CocoIndex | SurrealDB

Incremental data pipelines for AI agents with declarative SurrealDB graph and vector targets.

CocoIndex is an incremental indexing framework for AI agents and LLM applications. You declare what should exist in a target store — documents, embeddings, knowledge graphs — and CocoIndex keeps it in sync, reprocessing only the delta on each run.
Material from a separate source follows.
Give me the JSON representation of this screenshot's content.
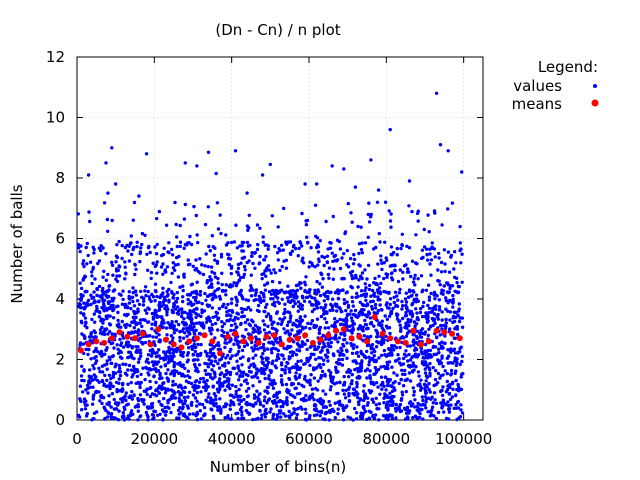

The SurrealDB connector writes to normal tables, relation (graph edge) tables, and vector indexes. CocoIndex tracks declared records across runs: it upserts changes, skips unchanged records, and removes records that are no longer declared. Related tables in the same database reconcile inside a single atomic transaction.

How it works

Declare sources — Walk local files, S3, Google Drive, and other connectors; transform with chunking, embeddings, or LLM extraction.
Declare targets — Mount SurrealDB TableTarget and RelationTarget states with optional TableSchema (SCHEMAFULL) or schemaless tables.
Reconcile — On each run, CocoIndex compares the declared state with the previous run and applies upserts and deletions. Schema and vector indexes can be managed automatically when managed_by is "system".
Query — Use SurrealQL for full-text search, graph traversals, and vector similarity on the resulting data. All data can be manually queried at its namespace and database in the same way as with any other SurrealDB instance.

Key capabilities

Incremental sync — Memoised pipeline steps and target-state reconciliation avoid reprocessing unchanged inputs.
Graph-native writes — Relation tables with polymorphic from / to endpoints map cleanly to SurrealDB RELATE edges.
Schema lifecycle — Optional TableSchema with ColumnDef; CocoIndex can define fields and drop undeclared columns on re-run.
Vector indexes — Declare HNSW indexes on embedding fields; metric and dimension changes trigger index recreation. Pipelines can embed locally with SentenceTransformerEmbedder (Rust uses FastEmbed under the hood) so you can exercise vector targets without requiring an API key.
Python and Rust — Pipelines are typically authored in Python; the Rust SDK exposes the same target-state model for native binaries and examples.

Local embeddings

CocoIndex pipelines that write vectors to SurrealDB often use SentenceTransformerEmbedder — models run on your machine and download once, similar to the zero-key graph demos below. The Rust SDK loads them via FastEmbed; Python uses the sentence-transformers library with the same Hugging Face model names. The full conversation_to_knowledge example uses this for entity resolution.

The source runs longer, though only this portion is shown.